In einem ihrer letzten Interviews wurde die Sängerin und Schauspielerin Marlene Dietrich gefragt, warum sie dem Drängen der Nazis, zurück nach Deutschland zu kommen, nie gefolgt sei. Sie sagte darauf nur ein Wort: „Anstand!“

Dies hätte uns einiges lehren können – doch: Ist es Anstand, immer noch zuerst auf die Schwächsten zu zeigen? Auf Rentner, auf Migranten? Wie gern essen wir Gerichte aus fremden Kulturen, aber die Köche wollen wir nicht im Land haben, wenn sie in Not sind. Ist es anständig, wenn Menschen über 40 Jahre hart gearbeitet haben und nun von ihnen erwartet wird, sie sollten sich noch mehr anstrengen?
Ein Teil meiner Urgroßeltern waren Migranten: Schwarzmeer Deutsche – deutsch und russisch sprechend, mein Urgroßvater sprach sogar jiddisch. Nachdem die Lebensbedingungen für die Familie dort ab 1904 immer schwieriger wurden, wollten sie nach Brasilien auswandern. Doch in Deutschland wurde ihnen ihr Geld für die Reise gestohlen. Sie strandeten als Staatenlose und begannen hier ein neues Leben. Sie wurden eine große Familie – und so bin ich zum Urenkel von Migranten geworden. Ja, ich bin selbst mit einem Mann aus dem Ausland verheiratetet. Ginge es nach dem Denken so mancher nicht nur in unserem Land, hätten wir wohl bald ein Ausreiseticket in der Tasche. Und mit uns viele andere auch.

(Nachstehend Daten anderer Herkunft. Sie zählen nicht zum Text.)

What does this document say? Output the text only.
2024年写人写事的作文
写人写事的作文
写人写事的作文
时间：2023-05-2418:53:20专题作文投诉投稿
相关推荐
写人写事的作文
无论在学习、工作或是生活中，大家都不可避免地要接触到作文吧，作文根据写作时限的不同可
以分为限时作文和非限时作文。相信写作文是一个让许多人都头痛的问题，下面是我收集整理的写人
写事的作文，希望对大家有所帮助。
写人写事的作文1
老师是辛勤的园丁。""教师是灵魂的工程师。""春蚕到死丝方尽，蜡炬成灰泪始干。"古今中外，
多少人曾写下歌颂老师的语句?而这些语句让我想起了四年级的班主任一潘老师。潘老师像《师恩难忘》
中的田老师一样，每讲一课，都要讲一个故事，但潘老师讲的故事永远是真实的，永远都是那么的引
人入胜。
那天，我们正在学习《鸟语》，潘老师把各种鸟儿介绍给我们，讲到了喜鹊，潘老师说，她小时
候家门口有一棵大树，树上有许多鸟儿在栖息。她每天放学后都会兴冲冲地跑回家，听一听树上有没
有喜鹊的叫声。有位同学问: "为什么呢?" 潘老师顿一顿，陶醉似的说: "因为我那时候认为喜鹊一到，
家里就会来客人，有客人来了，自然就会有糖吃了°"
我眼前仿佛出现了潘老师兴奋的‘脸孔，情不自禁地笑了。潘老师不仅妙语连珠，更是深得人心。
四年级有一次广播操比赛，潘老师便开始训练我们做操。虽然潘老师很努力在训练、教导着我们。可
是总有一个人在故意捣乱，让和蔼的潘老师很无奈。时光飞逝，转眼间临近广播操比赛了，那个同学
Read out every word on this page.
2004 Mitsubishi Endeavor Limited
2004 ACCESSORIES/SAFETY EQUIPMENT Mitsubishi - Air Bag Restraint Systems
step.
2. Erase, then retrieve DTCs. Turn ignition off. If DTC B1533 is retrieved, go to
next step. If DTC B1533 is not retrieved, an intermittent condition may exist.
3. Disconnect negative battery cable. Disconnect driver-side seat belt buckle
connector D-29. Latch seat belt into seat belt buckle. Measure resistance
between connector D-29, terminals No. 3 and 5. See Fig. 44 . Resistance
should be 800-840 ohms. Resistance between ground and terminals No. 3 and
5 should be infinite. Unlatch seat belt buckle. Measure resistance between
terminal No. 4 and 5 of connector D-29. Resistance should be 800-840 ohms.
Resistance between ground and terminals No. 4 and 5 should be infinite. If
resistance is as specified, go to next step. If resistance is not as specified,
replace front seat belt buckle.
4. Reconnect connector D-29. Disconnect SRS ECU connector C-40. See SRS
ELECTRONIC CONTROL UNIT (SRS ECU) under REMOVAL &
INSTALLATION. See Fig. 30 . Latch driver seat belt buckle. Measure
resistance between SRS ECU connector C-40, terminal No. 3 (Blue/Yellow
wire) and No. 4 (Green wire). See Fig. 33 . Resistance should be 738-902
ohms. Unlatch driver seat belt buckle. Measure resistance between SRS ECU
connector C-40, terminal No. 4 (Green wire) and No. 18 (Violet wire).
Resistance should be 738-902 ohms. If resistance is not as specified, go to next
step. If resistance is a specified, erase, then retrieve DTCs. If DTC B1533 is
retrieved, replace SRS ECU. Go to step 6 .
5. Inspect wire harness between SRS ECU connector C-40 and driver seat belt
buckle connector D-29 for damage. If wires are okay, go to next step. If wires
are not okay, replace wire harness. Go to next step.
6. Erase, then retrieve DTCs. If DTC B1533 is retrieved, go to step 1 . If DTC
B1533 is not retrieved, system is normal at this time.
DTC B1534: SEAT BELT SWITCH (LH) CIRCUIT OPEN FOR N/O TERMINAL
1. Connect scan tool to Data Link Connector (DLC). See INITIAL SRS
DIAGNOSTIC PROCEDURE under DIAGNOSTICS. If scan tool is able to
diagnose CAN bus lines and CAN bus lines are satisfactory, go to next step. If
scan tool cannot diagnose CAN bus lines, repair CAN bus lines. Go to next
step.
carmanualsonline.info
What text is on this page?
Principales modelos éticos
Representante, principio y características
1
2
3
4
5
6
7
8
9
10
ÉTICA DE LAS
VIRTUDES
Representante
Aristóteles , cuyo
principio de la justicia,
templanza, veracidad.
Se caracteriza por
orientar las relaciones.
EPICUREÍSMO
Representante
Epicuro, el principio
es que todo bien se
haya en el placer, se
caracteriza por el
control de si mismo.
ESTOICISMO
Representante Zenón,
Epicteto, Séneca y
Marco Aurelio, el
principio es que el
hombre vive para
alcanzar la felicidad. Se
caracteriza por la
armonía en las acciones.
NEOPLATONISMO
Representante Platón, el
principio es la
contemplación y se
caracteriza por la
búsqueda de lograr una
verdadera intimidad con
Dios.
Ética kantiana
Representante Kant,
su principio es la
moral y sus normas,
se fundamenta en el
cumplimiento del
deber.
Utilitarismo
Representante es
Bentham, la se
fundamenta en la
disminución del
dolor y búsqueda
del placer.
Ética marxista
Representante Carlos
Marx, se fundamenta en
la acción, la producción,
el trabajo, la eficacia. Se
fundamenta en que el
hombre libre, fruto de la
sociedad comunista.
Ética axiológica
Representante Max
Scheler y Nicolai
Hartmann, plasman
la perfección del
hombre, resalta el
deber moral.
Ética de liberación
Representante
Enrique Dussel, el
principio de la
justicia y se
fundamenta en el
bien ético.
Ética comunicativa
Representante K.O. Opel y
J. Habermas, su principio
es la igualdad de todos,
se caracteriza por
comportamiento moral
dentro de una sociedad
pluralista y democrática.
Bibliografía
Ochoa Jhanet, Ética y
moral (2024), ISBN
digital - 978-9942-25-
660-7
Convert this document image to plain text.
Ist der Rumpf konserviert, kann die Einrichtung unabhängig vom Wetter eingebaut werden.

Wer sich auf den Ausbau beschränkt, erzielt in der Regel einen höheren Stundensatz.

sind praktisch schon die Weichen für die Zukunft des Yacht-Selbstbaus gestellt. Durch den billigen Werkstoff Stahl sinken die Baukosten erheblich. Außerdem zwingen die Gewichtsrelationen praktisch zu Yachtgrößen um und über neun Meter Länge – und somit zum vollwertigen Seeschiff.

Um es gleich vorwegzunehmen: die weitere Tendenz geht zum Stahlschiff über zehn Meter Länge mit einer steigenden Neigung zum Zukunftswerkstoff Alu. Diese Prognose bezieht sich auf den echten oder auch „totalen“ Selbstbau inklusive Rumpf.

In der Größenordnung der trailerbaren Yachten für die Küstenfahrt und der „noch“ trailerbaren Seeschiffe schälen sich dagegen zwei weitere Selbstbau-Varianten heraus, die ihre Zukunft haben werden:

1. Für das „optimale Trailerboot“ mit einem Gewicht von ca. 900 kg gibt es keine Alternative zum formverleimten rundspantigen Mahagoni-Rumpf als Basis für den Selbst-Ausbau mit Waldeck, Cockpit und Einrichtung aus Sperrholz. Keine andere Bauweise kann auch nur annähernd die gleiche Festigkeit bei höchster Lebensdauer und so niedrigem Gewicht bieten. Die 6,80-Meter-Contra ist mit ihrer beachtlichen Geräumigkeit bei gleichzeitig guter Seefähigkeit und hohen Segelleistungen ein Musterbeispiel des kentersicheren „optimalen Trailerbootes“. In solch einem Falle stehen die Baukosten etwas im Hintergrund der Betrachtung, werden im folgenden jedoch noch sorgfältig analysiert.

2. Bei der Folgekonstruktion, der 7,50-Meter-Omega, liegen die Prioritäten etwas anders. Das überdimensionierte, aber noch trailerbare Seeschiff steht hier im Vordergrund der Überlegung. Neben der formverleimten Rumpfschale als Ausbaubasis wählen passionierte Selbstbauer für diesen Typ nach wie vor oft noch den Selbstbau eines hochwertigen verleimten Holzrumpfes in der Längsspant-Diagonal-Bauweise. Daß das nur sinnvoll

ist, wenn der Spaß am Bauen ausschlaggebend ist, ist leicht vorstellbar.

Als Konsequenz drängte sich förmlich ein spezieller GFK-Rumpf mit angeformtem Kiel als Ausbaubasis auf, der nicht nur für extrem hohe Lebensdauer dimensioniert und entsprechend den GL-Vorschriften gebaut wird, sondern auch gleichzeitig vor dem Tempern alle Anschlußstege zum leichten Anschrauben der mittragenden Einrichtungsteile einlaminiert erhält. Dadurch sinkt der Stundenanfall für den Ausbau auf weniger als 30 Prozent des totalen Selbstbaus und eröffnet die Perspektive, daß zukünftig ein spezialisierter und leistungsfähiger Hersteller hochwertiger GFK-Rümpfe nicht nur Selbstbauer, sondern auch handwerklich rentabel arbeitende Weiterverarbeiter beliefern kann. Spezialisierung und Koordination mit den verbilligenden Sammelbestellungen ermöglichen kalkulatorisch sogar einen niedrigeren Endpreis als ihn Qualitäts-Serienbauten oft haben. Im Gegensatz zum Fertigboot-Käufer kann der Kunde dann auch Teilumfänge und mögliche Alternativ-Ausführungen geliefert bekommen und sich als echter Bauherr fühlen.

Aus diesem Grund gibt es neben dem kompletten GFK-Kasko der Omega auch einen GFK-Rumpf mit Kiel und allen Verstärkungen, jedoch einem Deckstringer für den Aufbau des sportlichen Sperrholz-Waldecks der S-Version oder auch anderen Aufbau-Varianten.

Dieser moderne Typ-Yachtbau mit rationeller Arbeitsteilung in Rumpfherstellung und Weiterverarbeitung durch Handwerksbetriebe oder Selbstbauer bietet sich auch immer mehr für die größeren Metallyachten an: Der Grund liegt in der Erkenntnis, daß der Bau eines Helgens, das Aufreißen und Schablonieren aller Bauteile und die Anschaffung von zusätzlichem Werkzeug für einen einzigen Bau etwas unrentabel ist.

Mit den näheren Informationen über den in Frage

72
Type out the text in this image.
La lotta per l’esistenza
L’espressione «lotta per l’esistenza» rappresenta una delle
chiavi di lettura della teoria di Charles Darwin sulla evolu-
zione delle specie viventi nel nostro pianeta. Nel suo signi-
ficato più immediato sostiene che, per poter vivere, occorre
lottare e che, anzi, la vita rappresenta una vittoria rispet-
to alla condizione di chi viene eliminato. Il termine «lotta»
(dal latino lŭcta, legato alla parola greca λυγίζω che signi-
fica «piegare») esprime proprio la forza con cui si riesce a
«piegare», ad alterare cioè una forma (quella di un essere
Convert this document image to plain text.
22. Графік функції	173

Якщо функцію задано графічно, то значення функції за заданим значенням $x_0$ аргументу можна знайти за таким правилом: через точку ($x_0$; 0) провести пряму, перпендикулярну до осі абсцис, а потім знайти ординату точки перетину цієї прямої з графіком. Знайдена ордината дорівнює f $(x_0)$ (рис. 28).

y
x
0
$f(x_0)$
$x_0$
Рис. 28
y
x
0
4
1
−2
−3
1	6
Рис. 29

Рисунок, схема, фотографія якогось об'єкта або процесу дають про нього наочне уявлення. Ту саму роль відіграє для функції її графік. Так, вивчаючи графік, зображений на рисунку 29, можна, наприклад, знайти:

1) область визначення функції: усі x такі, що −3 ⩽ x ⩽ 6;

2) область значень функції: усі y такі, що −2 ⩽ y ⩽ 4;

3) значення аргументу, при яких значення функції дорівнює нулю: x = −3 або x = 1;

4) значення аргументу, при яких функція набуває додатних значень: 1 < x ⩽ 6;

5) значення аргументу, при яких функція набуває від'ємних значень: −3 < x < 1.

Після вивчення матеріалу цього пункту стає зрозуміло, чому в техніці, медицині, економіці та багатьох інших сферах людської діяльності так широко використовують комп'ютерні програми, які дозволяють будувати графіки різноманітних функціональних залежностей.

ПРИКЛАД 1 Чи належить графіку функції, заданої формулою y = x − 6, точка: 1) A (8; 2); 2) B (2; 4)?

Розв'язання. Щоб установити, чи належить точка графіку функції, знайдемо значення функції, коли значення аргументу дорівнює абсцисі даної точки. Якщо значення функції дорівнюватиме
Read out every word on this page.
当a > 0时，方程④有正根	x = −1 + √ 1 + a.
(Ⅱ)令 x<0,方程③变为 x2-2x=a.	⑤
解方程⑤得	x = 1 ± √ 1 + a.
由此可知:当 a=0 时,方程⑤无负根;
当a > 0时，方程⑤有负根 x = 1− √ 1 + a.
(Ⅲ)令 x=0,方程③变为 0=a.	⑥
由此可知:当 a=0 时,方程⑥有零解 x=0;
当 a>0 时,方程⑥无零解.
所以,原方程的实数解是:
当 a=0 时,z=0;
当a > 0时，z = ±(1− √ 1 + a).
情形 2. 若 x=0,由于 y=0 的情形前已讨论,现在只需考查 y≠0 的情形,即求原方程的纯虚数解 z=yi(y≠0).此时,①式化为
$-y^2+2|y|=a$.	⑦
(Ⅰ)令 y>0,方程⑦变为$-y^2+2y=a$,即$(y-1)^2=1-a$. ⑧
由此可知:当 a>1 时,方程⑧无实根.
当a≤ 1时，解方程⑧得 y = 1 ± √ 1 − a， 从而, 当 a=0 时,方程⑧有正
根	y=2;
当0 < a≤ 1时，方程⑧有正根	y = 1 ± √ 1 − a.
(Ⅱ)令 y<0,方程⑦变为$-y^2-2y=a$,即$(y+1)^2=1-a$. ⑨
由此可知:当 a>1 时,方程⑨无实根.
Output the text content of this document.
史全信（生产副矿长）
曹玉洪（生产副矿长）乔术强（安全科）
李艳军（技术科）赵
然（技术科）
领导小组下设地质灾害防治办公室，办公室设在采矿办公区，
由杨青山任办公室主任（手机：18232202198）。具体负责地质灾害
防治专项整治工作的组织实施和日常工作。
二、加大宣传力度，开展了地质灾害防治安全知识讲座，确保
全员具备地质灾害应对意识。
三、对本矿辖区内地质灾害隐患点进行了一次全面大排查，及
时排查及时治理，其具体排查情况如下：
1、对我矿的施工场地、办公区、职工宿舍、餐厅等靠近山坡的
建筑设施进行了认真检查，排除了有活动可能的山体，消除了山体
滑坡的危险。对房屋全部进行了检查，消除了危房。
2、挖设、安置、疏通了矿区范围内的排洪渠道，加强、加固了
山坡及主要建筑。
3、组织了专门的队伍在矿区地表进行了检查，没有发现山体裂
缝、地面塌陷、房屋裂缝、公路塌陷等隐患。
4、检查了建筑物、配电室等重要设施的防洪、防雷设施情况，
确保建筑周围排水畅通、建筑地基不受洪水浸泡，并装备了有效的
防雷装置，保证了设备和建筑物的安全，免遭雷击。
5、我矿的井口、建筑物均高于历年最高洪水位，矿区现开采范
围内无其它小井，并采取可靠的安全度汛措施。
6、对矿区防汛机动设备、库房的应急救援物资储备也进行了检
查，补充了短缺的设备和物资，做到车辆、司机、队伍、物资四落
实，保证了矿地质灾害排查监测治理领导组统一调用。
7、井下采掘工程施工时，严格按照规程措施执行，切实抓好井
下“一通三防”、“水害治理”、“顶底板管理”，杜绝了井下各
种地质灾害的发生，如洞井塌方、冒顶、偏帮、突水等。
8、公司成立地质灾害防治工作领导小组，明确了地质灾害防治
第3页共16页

Der Anstand, den die Dietrich lebte, zeigt, wie verlogen die Fingerzeige von heute sind. Er sähe, wie sie nur die üblichen Reflexe bedienen, wenn man sich auf die Schwächsten als Schuldige einigt und „Die da!“ schnell als Probleme, nicht nur im Stadtbild ausmacht.
Anstand dagegen verallgemeinert nicht. Anstand macht sich grade und schaut genau hin. Anstand sucht das Gute, sucht den Respekt, das gegenseitige Verstehen und nicht die Spaltung. Marlene Dietrich würde wohl auch heute im Exil bleiben. Wir Menschen lernen es wohl nie. Oder?